BAE Engineers Develop 'F1' Tank
Technology that is more associated with F1 racing cars has now been applied to tanks and other military tracked vehicles in order to improve speed and handling in combat situations. Engineers at BAE have successfully adapted a system more commonly used by pit crews on 700kg carbon fibre racing cars for use on tracked vehicles weighing as much as 35 tonnes. This presented engineers with a unique challenge.
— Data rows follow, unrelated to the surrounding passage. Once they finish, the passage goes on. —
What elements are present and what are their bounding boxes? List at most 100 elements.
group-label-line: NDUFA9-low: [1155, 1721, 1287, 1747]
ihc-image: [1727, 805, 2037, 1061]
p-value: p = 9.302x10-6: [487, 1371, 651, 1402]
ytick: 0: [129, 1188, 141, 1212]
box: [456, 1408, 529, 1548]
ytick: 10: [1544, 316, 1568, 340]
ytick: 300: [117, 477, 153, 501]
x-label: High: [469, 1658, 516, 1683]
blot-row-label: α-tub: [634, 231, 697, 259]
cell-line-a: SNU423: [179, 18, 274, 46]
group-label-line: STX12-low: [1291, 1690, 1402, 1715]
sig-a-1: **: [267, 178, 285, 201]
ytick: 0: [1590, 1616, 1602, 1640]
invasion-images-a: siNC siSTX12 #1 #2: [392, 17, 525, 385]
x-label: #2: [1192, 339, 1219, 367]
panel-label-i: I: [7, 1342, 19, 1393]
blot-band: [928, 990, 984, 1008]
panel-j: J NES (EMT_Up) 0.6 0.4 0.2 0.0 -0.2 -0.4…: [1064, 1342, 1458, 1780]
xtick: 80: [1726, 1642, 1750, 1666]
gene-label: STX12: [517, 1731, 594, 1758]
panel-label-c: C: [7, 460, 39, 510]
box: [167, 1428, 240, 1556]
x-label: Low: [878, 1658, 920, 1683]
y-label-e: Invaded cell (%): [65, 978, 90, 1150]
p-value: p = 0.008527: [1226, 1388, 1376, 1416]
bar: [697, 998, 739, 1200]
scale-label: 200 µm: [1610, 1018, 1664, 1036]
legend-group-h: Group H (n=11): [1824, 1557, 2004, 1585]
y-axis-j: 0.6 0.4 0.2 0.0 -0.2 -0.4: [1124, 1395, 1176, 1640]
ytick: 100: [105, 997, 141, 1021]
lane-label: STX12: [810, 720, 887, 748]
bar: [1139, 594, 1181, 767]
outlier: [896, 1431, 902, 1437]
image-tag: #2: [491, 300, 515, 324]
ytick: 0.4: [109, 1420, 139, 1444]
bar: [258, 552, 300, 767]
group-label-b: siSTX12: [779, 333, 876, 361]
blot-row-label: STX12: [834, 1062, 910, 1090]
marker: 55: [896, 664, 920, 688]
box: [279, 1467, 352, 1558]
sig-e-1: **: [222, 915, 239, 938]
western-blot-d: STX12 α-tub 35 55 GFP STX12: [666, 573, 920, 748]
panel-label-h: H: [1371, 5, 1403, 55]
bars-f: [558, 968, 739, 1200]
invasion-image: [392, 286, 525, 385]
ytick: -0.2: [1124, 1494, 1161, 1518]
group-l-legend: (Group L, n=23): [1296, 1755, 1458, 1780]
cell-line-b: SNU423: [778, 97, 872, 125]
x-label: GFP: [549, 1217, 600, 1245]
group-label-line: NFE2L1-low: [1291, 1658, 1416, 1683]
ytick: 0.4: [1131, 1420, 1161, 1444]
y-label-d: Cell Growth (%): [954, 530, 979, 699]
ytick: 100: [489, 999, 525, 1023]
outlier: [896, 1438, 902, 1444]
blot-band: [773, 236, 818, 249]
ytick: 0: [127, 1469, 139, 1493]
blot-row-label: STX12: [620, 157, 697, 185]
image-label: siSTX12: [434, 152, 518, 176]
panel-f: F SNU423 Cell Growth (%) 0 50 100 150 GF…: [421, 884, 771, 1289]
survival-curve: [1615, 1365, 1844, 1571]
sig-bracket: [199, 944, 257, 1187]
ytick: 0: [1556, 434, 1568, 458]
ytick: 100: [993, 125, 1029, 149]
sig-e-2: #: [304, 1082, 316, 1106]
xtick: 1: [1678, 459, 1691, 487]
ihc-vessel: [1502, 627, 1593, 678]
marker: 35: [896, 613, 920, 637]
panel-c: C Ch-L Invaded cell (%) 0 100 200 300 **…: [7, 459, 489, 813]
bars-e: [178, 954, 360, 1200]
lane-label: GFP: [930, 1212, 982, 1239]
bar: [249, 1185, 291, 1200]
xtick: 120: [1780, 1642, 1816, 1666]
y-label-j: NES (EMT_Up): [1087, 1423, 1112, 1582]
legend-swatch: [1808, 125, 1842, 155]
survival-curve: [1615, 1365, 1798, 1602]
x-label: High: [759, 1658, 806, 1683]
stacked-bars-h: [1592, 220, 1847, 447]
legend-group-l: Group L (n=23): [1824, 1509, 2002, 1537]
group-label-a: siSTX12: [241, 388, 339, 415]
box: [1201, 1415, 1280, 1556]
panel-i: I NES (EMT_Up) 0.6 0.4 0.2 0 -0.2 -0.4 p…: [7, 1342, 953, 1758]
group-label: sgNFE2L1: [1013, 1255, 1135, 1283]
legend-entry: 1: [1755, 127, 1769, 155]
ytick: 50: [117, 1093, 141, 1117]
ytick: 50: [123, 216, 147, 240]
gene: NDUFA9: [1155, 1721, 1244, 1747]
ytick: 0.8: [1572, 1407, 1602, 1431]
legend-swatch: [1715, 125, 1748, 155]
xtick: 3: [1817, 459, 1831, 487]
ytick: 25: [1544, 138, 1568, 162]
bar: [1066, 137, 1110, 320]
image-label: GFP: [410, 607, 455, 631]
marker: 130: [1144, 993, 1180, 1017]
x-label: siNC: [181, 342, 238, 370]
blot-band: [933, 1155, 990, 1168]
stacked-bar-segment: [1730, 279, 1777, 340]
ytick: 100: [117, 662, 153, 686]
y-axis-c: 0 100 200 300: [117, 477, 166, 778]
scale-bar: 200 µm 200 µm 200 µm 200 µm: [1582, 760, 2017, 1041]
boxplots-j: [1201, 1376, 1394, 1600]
The revolutionary Active Damping upgrade system has been applied to members of the CV90 combat vehicle family by engineers at BAE systems. The supercharged tanks now break records against standard tanks for speeding across tough terrain, and manoeuvrability has also been improved through the reduction of pitch acceleration by roughly 40%. The CV90 family of tracked and armoured vehicles is designed and built in Sweden by BAE Systems, and is used by armed forces across Scandinavia and globally by the UN and NATO.
Active Damping was introduced into F1 in the 1990s. The system works by detecting the vehicle’s speed and terrain variants ahead. Computers then adjust the suspension automatically to keep the vehicle running on a ‘flat’ track.
The improved stability reduces routine wear and tear on tracked armoured vehicles with the result that repair costs during the lifetime of the vehicle are greatly reduced. The CV90’s crew benefits from the new technology too. A smoother ride means a reduction in stress and fatigue – a problem experienced by combat troops in the field. The reduction in vertical motion also makes the gunner’s job of locating and hitting targets much easier.
Although a CV90 tank will never be seen on the racetrack at Silverstone, the adaptations will make it a much tougher force to be reckoned with in the field of combat as well as reducing maintenance costs, and making the lives of combat troops easier.